As DevOps team leader, I view the company’s engineering team as our “customers״. Since time is a very important resource for them (and for everyone for that matter), we set out to help them save some. After some research, we recognized that a lot of time is wasted in the process of bringing the work-in-progress code to the main branch in our company’s version control (we use Git). So, we decided to find a solution for them which turned out to be a complete CI/CD pipeline dedicated to easing and shortening the development process.
This blog post focuses on how we built a CI/CD pipeline for development which is different than building one for production. While the processes are similar, not much information is available online about bringing the code to the master branch. Here at Otonomo, the dev pipeline includes working with remote development environments, merging to mainstream strategy and making the process efficient for around 30 engineers.

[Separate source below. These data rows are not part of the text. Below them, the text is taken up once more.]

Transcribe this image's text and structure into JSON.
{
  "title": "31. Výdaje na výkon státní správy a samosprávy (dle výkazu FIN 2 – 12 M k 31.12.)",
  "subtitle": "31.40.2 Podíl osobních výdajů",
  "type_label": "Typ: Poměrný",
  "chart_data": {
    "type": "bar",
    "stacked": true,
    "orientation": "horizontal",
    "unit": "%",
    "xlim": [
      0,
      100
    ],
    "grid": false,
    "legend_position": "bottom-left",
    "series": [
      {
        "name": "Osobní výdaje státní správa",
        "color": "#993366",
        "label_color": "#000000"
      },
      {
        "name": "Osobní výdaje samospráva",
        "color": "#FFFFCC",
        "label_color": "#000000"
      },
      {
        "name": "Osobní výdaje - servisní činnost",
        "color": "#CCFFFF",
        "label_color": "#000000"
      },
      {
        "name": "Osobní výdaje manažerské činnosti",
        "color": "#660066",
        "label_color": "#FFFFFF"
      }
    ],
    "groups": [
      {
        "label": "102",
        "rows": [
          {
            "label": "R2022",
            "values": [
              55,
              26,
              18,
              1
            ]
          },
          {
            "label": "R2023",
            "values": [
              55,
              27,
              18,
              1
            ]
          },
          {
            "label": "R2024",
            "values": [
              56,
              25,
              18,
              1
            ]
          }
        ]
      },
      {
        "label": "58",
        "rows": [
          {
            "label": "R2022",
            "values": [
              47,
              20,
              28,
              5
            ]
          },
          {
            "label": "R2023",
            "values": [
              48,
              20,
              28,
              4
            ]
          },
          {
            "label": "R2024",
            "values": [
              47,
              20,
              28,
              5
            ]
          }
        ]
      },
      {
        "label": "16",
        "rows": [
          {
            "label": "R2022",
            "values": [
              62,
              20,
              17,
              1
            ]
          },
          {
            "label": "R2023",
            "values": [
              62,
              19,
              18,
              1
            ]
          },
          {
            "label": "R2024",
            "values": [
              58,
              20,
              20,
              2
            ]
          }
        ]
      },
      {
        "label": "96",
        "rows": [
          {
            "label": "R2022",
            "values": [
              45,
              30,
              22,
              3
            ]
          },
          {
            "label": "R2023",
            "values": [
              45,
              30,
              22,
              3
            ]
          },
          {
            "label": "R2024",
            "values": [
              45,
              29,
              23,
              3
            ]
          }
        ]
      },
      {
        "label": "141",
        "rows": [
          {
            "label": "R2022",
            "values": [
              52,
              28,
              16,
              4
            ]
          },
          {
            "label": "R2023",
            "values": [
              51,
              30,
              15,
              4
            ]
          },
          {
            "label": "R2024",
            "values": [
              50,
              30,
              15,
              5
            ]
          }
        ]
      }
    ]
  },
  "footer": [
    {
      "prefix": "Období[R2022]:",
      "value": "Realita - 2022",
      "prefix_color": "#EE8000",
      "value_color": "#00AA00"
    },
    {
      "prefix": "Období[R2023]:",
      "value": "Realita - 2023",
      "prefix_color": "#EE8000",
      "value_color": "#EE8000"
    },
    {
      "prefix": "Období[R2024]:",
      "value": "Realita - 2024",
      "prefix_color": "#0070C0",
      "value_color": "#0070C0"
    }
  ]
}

When Otonomo was a small company, it was quite easy to manage our development resources and environments. Every engineer had his or her own full environment (which was mostly under-utilized and idle) and we had a very small number of packages/services to build and deploy.
As we grew, challenges started and it became financially inefficient to maintain the same number of cloud resources as we previously had. As a result, we lacked enough environments and our productivity decreased. We answered the need by sharing dev environments. However, once we did, problems started sprouting like mushrooms after the rain.
Sharing environments requires constant maintenance and can lead to mistakes. Engineers have to always make sure the env they’re using is “clean” by deleting previous settings, structures, DB changes, infra modification, etc. This requires time and a decent amount of knowledge. If it is not done properly, it will cause errors.
To overcome the problems of shared envs, we had to increase the number of environments we were using, which lead to very high bills. This made even less financial sense, considering that almost 50% of the time, the environments were not being used (nights, weekends).
Applying changes, for example, adding a new cloud resource or a DB schema, consumed time and resources. Even with automated scripts.
Merges to the mainstream were made without fully checking end-2-end compatibility with all services, and problems got worse with infrastructure-related changes. In fact, many bugs and errors were discovered *after* the code was merged to master, either by chance, or through tests we ran over staging and production (the discussion about unit tests/integration is out of scope for this, but we do have those).
The answer we found to these problems was creating a CI/CD pipeline built out of 3 blocks (layers) that eases the whole environment management requirements (infra-wise) and merges clean, new code to the master.
In addition, by deleting environments at night, we reduce around 40% of the cost of each environment. During weekends for instance, we keep only 2 environments for emergency use.
Here is a sample daily cost of dev environments, specifically AWS EC2 and Elasticsearch:
Once someone tries to deploy to a locked environment, there will be an error.
This slack/github bot is responsible for managing all interactions related to automatic pull request merges. By using gandalf, we insert PRs to a queue where each PR is deployed to the dedicated environment (and builds only the changed code and its dependencies) in a serial manner. Once the deploy is completed successfully it fires the merge command to github.
In order to increase transparency, we post each merge to master on a dedicated slack channel. This helps us quickly understand branches were merged, and sometimes which related change was made. This is very useful when debugging, for example.
Creating and implementing the process wasn’t always easy. Here are the main technical challenges we had to deal with, and how we overcame them.
We use the python AWS api (boto3) for our environment creation. Once we started to run dozens of processes in parallel, the number of errors (throttle errors) increased, making our nightly process very flaky.
To overcome this, we reduced the number of API calls to the minimum by optimimzing the call-request ratio. In addition, we also use a @retry decorator, which catches throttle exceptions and retires in an increasing amount of time until it exhausts.
The parallel package building process can be risky due to dependencies. If package A is dependant on package B, you cannot build them in parallel because you B to be built first. This slows down the process or could cause errors.
To overcome this, we always built the common packages first, and then we built the packages that have dependencies.
Resource and dependency mapping is hard to maintain manually. As of now, we have to maintain a list of our resources and their definition. To overcome this, we will dynamically generate mapping using smart templating and some sort of key/value store or framework of service discovery.